Questioning how we see boobs, and exactly how visible they can be to remain "appropriate," is nothing new. The "Free the Nipple" campaign began in 2012, and in 2014 a film with the same name was released. The image of the "bodice-burning feminist" is synonymous with the Women's Liberation Movement of the '60s and '70s.
But perhaps the most significant event regarding how society views the use of bodices in recent history has been the COVID-19 pandemic. As of March 2020, when offices closed around the world and remote work protocols were implemented, working in jogging and, without a bodice, from the armchair (or bed) became the new normal for many.
Catwalk and Street Style
In the years since the pandemic began, a move away from traditional bodices is tangible: remote work is still common, fashion trends like backless blouses and see-through dresses are graceful red carpets, the body positivity movement continues to evolve, and bodily autonomy is at the forefront of our minds.
For some, the onset of the pandemic was, in fact, the catalyst to say goodbye to bodices and everything that makes us uncomfortable or makes us feel prisoners.
The reality for many is that bodices are most of the time uncomfortable: they tighten, leave marks, or rise. Stop using them, (not only inside the house) is a declaration of autonomy and bodily acceptance.
The truth is that when we returned to the office, feeling fajadas again was no longer an option. Many women opted for other alternatives: muscular, loose tops, or T-shirts, but the bodice was no longer the only option.
Reality was infecting advertising and many firms stopped showing their models with bodices, and we can say at this point that the hoop is already almost an element in extinction.
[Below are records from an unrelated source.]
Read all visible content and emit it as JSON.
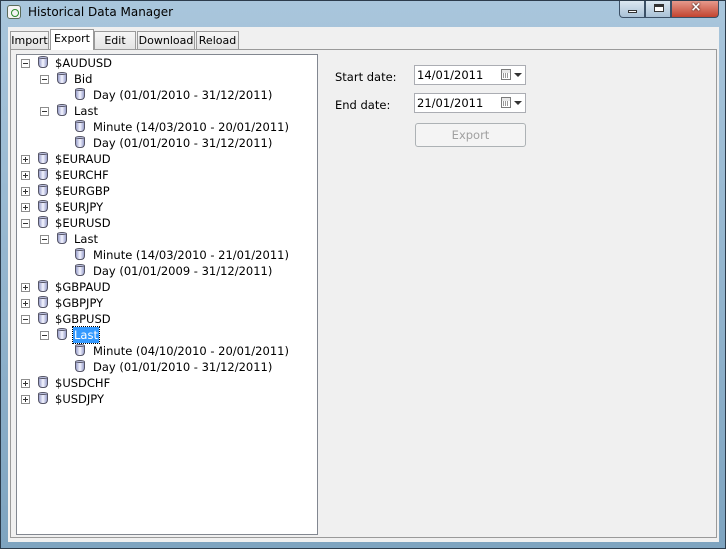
{
  "window": {
    "title": "Historical Data Manager",
    "close_label": "×"
  },
  "tabs": [
    {
      "label": "Import",
      "active": false
    },
    {
      "label": "Export",
      "active": true
    },
    {
      "label": "Edit",
      "active": false
    },
    {
      "label": "Download",
      "active": false
    },
    {
      "label": "Reload",
      "active": false
    }
  ],
  "tree": [
    {
      "label": "$AUDUSD",
      "level": 0,
      "expanded": true
    },
    {
      "label": "Bid",
      "level": 1,
      "expanded": true
    },
    {
      "label": "Day (01/01/2010 - 31/12/2011)",
      "level": 2
    },
    {
      "label": "Last",
      "level": 1,
      "expanded": true
    },
    {
      "label": "Minute (14/03/2010 - 20/01/2011)",
      "level": 2
    },
    {
      "label": "Day (01/01/2010 - 31/12/2011)",
      "level": 2
    },
    {
      "label": "$EURAUD",
      "level": 0,
      "expanded": false
    },
    {
      "label": "$EURCHF",
      "level": 0,
      "expanded": false
    },
    {
      "label": "$EURGBP",
      "level": 0,
      "expanded": false
    },
    {
      "label": "$EURJPY",
      "level": 0,
      "expanded": false
    },
    {
      "label": "$EURUSD",
      "level": 0,
      "expanded": true
    },
    {
      "label": "Last",
      "level": 1,
      "expanded": true
    },
    {
      "label": "Minute (14/03/2010 - 21/01/2011)",
      "level": 2
    },
    {
      "label": "Day (01/01/2009 - 31/12/2011)",
      "level": 2
    },
    {
      "label": "$GBPAUD",
      "level": 0,
      "expanded": false
    },
    {
      "label": "$GBPJPY",
      "level": 0,
      "expanded": false
    },
    {
      "label": "$GBPUSD",
      "level": 0,
      "expanded": true
    },
    {
      "label": "Last",
      "level": 1,
      "expanded": true,
      "selected": true
    },
    {
      "label": "Minute (04/10/2010 - 20/01/2011)",
      "level": 2
    },
    {
      "label": "Day (01/01/2010 - 31/12/2011)",
      "level": 2
    },
    {
      "label": "$USDCHF",
      "level": 0,
      "expanded": false
    },
    {
      "label": "$USDJPY",
      "level": 0,
      "expanded": false
    }
  ],
  "form": {
    "start_label": "Start date:",
    "start_value": "14/01/2011",
    "end_label": "End date:",
    "end_value": "21/01/2011",
    "export_label": "Export",
    "export_enabled": false
  }
}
The natural is no longer hidden and the discomforts began to be discarded with the impulse that the pandemic left us. Dress habits were adapted. Okay, we went back to wearing tacos but more than anything as a need to feel powerful again when going out and not with an eagerness to endure a foot pain. The truth is that the pandemic opened a new level of comfort in our bodies and also with other aspects of our lives.
If there aren't serious health risks from going without a bodice for life, and if not wearing it now is considered acceptable, and even elegant in many circumstances given the cultural shift of the past three years, it might be time to rethink what we think is acceptable when it comes to our body, what feels comfortable, Sexy and more importantly, who really decides what to do with their own body.